All through my growing years, I never had any notion that baby boys were coveted. Well, at least, among us three girls and one boy, there was no hint of disparity in how we were brought up. In fact, I did hear comments that my brother would grow up to be 'girlish' and 'gay-ish'. Hah!! He's as macho as they come!
Yet, somewhere, somehow, this belief that I should want a baby boy was planted in my mind. Who put it there?
Have I missed having a daughter to call my own? I really wouldn’t know. It’s not the same but a consolation is that I have two beautiful nieces and they come wonderfully close to having my own girls.
In today's world, is there anything totally gender biased? The line that divides the sexes is too fine. No one sex really has a monopoly anymore.
Be that as it may, it's not about your sex or mine or even that of a baby. It's just about living, loving and ignoring the non-essential detail.
A child is, after all, a gift to us!
6 comments:
Fingers and toes crossed - and out popped Lita, another girl!!! Hahahah!
My mum and dad had four girls. I think my dad wanted a son, but he never made us feel any lesser because we weren't boys.
When I was pregnant for the first time, I wanted a boy - but for my dad. For me, I just wanted anything that was a mini-Chuan.
And then we did the scan, and the doc said: It's a girl. Was I disappointed? No, she looked so real on the screen, I was simply filled with wonder.
Yes, you are so right. Too many are missing the point - that a child's a gift. That lasts a lifetime. How cool is that?!
I am glad you were born a girl on that lovely day, March 21, 1959. God had a plan for you and I. Nine months later, he made a boy, now a man...ME.......Hahahahahaha.
Cheers to my adorable baby wife.
Pat, I missed that punchline!
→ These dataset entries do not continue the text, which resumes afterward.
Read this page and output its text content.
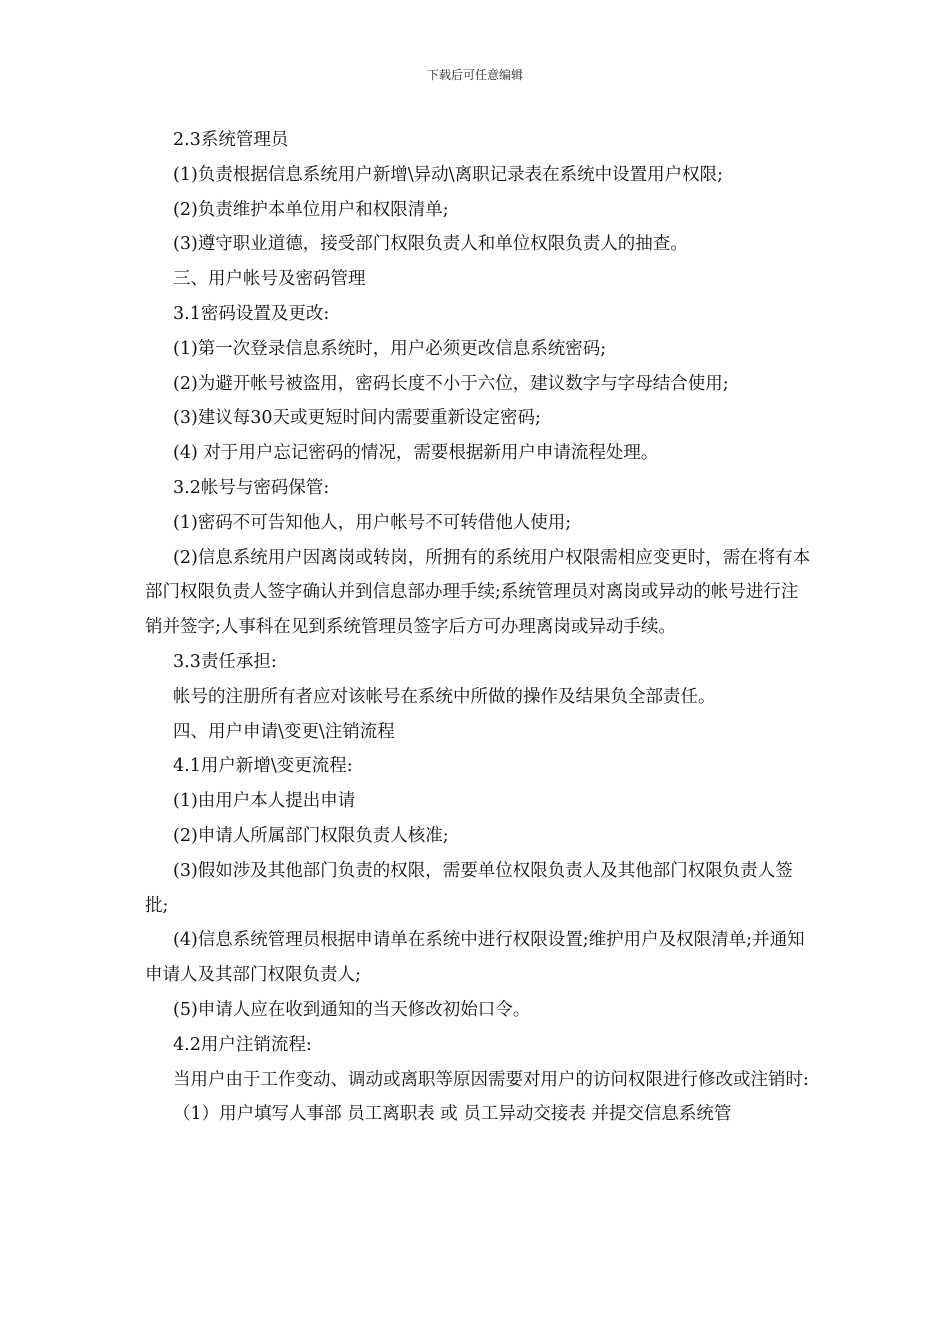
下载后可任意编辑

2.3系统管理员

(1)负责根据信息系统用户新增\异动\离职记录表在系统中设置用户权限;

(2)负责维护本单位用户和权限清单;

(3)遵守职业道德，接受部门权限负责人和单位权限负责人的抽查。

三、用户帐号及密码管理

3.1密码设置及更改:

(1)第一次登录信息系统时，用户必须更改信息系统密码;

(2)为避开帐号被盗用，密码长度不小于六位，建议数字与字母结合使用;

(3)建议每30天或更短时间内需要重新设定密码;

(4) 对于用户忘记密码的情况，需要根据新用户申请流程处理。

3.2帐号与密码保管:

(1)密码不可告知他人，用户帐号不可转借他人使用;

(2)信息系统用户因离岗或转岗，所拥有的系统用户权限需相应变更时，需在将有本部门权限负责人签字确认并到信息部办理手续;系统管理员对离岗或异动的帐号进行注销并签字;人事科在见到系统管理员签字后方可办理离岗或异动手续。

3.3责任承担:

帐号的注册所有者应对该帐号在系统中所做的操作及结果负全部责任。

四、用户申请\变更\注销流程

4.1用户新增\变更流程:

(1)由用户本人提出申请

(2)申请人所属部门权限负责人核准;

(3)假如涉及其他部门负责的权限，需要单位权限负责人及其他部门权限负责人签批;

(4)信息系统管理员根据申请单在系统中进行权限设置;维护用户及权限清单;并通知申请人及其部门权限负责人;

(5)申请人应在收到通知的当天修改初始口令。

4.2用户注销流程:

当用户由于工作变动、调动或离职等原因需要对用户的访问权限进行修改或注销时:

（1）用户填写人事部 员工离职表 或 员工异动交接表 并提交信息系统管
Hmmmm the part that a child is a gift that lasts a lifetime. I love that thought. Even when I knew it in my subsconscious mind, I consciously forgot it.
Thanks for your very welcome and wonderful sharing in your comment.
:)
SFG, You really have a way with words! So full of humour, which is your trademark.
You are a great combination of love and laughter.
Muahhhhhhhhhhhh!
I think the future generation wouldn't mind gender issue. Like my parents had 3 girls. I was the eldest and my mum would let me know her disappointment that i was not a son and because of that she was degraded by her mum-in-law. When my mum found out the fourth was also a girl, she aborted the baby as she can't handle the pressure. All 3 of us were raised like an investment commodities. My message is if you as a parent do really mind about gender issue, get a professional help to determine the right gender or don't have babies at all which make them suffer a loveless life!
Anonymous 12.03: Thank you for sharing. It's the reason why I sometimes write what I do.
You make me glad when you've seen the blog and felt prompted to say something and you do so.